The Haunting History of The Fox Sisters: Victorian Spiritualists
The Victorians were no strangers to the macabre, so the inception of the Spiritualist movement in the late 19th Century fit perfectly into the trends and traditions of the era. In a period rife with war and untimely death, the idea that someone could communicate with the dead (either famous figures from the past or the deceased loved ones of their clients) brought comfort and consternation to Europeans and Americans alike. Children died less frequently than they used to, but since families were much smaller, the 46% death rate for children under the age of 5 affected bereaved parents even more greatly. As a result, those parents would seek out mediums in a desperate attempt to communicate with their children beyond the grave. In the United States, the Civil War only served to make matters worse: almost a quarter of a million dead soldiers meant even more people found themselves in search of communication with their deceased husbands, brothers, and sons.
It’s no surprise, then, that the number of spiritualists in the United States alone grew from 4 to 11 million over the movement’s lifespan, with a new book about Spiritualism published nearly every week and over a hundred periodicals in the US alone dedicated specifically to reporting on and dissecting Spiritualists and their gifts. Mary Todd Lincoln famously held seances in the White House; Arthur Conan Doyle put Sherlock Holmes on the back burner to focus on Spiritualism; Sojourner Truth sold everything she owned to move into a Spiritualist community for ten years. Harry Price, one of the original ghost hunters, joined the Society for Psychical Research in 1920, and another famous Harry (Houdini himself) dedicated much of his career to disproving Spiritualist mediums, all the while promising that if he were wrong about the afterlife, he’d haunt his loved ones to prove it.
The origins of Spiritualism, however, can’t be discussed without mentioning two sisters, aged 14 and 11, who lived in Hydesville, NY, in 1848. Maggie and Kate Fox informed first their mother, then anyone who would listen, that a spirit they called Mr. Splitfoot could communicate with them by knocking on the walls and floor of their bedroom. The knocking started with just simple yes and no questions, but after a while, the sisters developed a system Mr. Splitfoot could use to spell things out in their entirety. According to the Foxes, Mr. Splitfoot had been murdered and buried in their basement five years prior (and the story was backed up, then subsequently called into question, by the discovery of bones in the basement after the Foxes’ deaths).
When the sisters were sent to live with their older sister in Rochester, NY, the knocking continued, and Leah decided to take matters into her own hands and monetize her sisters’ new abilities. The Fox Sisters’ first live show took place at Corinthian Hall; the girls had an audience of approximately 400 people who came to see them communicate with spirits who would knock, write on blank slates, and otherwise make their presence known.
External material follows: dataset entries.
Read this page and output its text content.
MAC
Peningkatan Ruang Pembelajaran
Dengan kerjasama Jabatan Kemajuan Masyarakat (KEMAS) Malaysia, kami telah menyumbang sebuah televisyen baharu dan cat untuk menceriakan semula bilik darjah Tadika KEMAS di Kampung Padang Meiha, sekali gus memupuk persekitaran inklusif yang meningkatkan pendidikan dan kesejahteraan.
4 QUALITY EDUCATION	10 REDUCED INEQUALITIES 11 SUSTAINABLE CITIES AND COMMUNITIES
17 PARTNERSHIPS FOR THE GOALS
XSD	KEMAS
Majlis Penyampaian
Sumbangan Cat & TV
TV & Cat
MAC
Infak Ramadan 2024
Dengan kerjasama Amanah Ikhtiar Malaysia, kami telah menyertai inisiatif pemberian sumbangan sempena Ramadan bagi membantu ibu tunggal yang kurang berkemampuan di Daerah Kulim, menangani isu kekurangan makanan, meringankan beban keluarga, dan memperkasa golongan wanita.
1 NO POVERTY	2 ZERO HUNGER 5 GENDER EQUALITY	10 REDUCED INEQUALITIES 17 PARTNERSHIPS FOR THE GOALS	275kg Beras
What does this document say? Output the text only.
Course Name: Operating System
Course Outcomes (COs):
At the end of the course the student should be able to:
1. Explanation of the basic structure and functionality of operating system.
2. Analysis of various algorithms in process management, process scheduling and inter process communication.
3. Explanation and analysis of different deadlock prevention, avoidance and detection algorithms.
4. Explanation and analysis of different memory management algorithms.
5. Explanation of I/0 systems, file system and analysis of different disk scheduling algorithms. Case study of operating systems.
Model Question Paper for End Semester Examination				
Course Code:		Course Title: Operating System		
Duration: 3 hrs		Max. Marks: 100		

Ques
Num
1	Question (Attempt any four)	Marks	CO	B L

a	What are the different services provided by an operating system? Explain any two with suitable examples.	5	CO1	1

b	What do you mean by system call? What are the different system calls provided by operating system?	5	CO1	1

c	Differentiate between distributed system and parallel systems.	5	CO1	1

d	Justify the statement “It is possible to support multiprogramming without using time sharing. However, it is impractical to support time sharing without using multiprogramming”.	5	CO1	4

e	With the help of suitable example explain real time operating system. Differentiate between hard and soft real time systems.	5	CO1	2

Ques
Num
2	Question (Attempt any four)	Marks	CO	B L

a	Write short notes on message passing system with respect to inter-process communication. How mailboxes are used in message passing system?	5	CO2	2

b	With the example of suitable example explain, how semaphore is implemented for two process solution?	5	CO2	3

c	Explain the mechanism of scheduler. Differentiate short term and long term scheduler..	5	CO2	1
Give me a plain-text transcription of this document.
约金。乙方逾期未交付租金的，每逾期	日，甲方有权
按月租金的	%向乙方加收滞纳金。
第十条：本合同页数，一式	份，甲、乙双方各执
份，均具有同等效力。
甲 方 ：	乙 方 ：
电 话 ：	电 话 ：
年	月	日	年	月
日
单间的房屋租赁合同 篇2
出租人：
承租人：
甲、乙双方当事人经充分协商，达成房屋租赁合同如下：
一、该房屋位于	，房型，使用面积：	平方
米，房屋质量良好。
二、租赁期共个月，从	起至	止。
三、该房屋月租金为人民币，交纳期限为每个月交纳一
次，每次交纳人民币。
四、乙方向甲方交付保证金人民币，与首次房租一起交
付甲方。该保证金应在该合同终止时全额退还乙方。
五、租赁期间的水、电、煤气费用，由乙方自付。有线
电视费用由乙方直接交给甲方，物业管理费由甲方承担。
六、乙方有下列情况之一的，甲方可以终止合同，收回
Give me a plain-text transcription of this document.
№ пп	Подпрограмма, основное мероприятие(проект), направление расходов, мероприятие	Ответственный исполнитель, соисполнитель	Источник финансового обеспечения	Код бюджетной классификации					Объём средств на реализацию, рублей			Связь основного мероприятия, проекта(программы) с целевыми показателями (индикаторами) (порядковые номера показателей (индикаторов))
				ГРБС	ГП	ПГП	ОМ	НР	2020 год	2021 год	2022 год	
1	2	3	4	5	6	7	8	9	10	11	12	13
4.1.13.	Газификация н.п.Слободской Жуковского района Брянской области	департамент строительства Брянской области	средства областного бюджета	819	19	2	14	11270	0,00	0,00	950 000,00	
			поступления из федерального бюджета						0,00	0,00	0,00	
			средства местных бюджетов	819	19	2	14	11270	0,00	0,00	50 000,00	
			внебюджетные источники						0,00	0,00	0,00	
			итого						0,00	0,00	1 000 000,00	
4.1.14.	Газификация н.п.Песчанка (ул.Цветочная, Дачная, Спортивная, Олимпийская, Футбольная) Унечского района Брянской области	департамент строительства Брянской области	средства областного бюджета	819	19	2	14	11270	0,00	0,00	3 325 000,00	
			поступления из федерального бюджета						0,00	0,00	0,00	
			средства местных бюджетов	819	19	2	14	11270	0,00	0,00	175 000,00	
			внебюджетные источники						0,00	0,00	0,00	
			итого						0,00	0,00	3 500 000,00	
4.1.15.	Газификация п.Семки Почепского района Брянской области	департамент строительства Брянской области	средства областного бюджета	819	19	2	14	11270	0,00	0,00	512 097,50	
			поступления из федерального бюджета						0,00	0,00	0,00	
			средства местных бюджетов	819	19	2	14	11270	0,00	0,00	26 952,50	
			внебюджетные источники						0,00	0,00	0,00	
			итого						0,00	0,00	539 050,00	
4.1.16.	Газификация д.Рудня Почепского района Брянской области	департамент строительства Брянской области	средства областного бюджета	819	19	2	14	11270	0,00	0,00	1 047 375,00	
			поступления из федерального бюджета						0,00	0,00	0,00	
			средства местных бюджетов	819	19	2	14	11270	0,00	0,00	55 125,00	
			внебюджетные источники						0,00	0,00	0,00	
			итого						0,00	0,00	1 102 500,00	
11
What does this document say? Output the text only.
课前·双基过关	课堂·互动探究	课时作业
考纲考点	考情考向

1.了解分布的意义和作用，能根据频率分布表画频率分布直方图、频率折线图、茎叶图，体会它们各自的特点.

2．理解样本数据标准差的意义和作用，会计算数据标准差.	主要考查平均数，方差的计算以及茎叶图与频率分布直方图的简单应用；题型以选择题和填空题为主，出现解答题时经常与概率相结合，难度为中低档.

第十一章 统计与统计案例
The success of the show launched a national (then international) tour, though the Foxes were much less successful in Europe. The girls’ growing fame drew the attention of celebrities like William Lloyd Garrison, James Fennimore Cooper, Horace and Mary Greeley, and Andrew Jackson Davis, who took the girls under his wing to grow both their careers and his own.
Unfortunately, as time wore on, the sisters grew apart. While touring in Philadelphia, Maggie met Arctic explorer Elisha Kane, a man thirteen years her senior, and the two engaged in a secret relationship, allegedly marrying sometime before Elisha’s death in 1857. Kane was a staunch disbeliever in the Spiritualism movement; Kate, on the other hand, married a man just as entrenched in the movement as she was, and she continued to practice and improve upon her gifts as the decades wore on. Her work began to wear on her, however, as the Civil War brought a huge new influx of believers her way, and each one of them expected something grander and more moving than the last. Kate developed first a drinking problem and then a poor reputation among the other Spiritualists, including even her older sister Leah.
As a result, due in part to her (now late) husband’s insistence and in part to Kate’s mistreatment, Maggie stood on stage in 1888 and declared that the whole thing had been a hoax from the very beginning (and, because the first instance of knocking occurred on March 31st, some people think it might have even started as an April Fool’s prank). She showed the audience, including Kate, how she was able to click her big toes and rap her feet on the floor to create the knocking noise she was most famous for, and though she took back the confession one year later, the damage was already done. She, Kate, and Leah all died poor and in relatively short succession, one after the other, but still, their work helped launch the Spiritualist movement into the huge success it became.